O cultivo do espírito pela filosofia encontra o método, as técnicas e a disseminação dos saberes contra a ignorância, segundo o autor do artigo da revista Política Democrática Online. “A razão esclarecida abre seu caminho em meio às trevas e aponta para o reconhecimento mútuo dos seres humanos como portadores do mesmo destino e condição. É o que torna possível a convivência e, repugnante, o assassinato”, analisa o pesquisador da Unesp.

Em outro trecho, Mendes destaca que a subversão da pólis pela lógica binária que apostou na pedagogia do conflito, do “nós contra eles”, se fez acompanhar por patologias de um mercado que nunca integrou e se apresenta como lugar de resistência desregrada, incivilizada. “Neste contexto, a cidade, lugar da política, é hostil, e os espaços são privatizados.
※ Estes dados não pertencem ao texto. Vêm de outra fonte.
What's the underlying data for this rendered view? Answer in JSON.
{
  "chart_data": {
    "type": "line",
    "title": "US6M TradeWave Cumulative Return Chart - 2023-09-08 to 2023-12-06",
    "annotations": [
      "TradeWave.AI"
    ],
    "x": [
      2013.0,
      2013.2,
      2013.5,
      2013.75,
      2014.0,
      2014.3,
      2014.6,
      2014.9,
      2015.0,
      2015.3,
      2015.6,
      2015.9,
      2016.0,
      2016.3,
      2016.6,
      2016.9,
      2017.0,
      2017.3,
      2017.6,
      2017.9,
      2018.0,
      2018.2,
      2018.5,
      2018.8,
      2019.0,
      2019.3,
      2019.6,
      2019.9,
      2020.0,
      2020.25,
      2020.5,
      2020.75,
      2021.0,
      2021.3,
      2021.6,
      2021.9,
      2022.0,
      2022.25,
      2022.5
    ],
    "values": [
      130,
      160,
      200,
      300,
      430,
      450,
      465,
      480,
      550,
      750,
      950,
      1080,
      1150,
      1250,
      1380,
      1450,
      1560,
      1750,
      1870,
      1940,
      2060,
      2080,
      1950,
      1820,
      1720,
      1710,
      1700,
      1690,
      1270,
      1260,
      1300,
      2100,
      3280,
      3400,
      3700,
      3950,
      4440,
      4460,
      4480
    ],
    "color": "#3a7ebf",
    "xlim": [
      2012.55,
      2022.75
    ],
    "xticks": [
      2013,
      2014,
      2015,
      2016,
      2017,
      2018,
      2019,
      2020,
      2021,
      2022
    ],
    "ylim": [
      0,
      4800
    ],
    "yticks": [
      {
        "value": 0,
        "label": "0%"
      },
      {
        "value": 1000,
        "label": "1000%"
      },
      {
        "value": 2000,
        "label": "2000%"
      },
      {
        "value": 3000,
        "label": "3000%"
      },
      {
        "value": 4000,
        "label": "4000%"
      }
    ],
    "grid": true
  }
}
Sob o manto de defesa da ordem, da propriedade e dos direitos do ‘cidadão de bem’, o bolsonarismo é a versão contemporânea do oikos”, critica ele.

Mais adiante, o sociólogo diz que a história não é uma marcha ascensional e unilinear, estando repleta de dificuldades e incoerências. “Mas com ela se aprende. A partir dos ensinamentos do passado, da experiência e da apreciação racional, o homem civilizado e verdadeiramente livre se manifesta, constrói o presente e projeta o futuro”, afirma. “Na civis, no espaço público e em relação aos demais, é que a liberdade esclarecida e verdadeiramente emancipadora é exercida”, continua.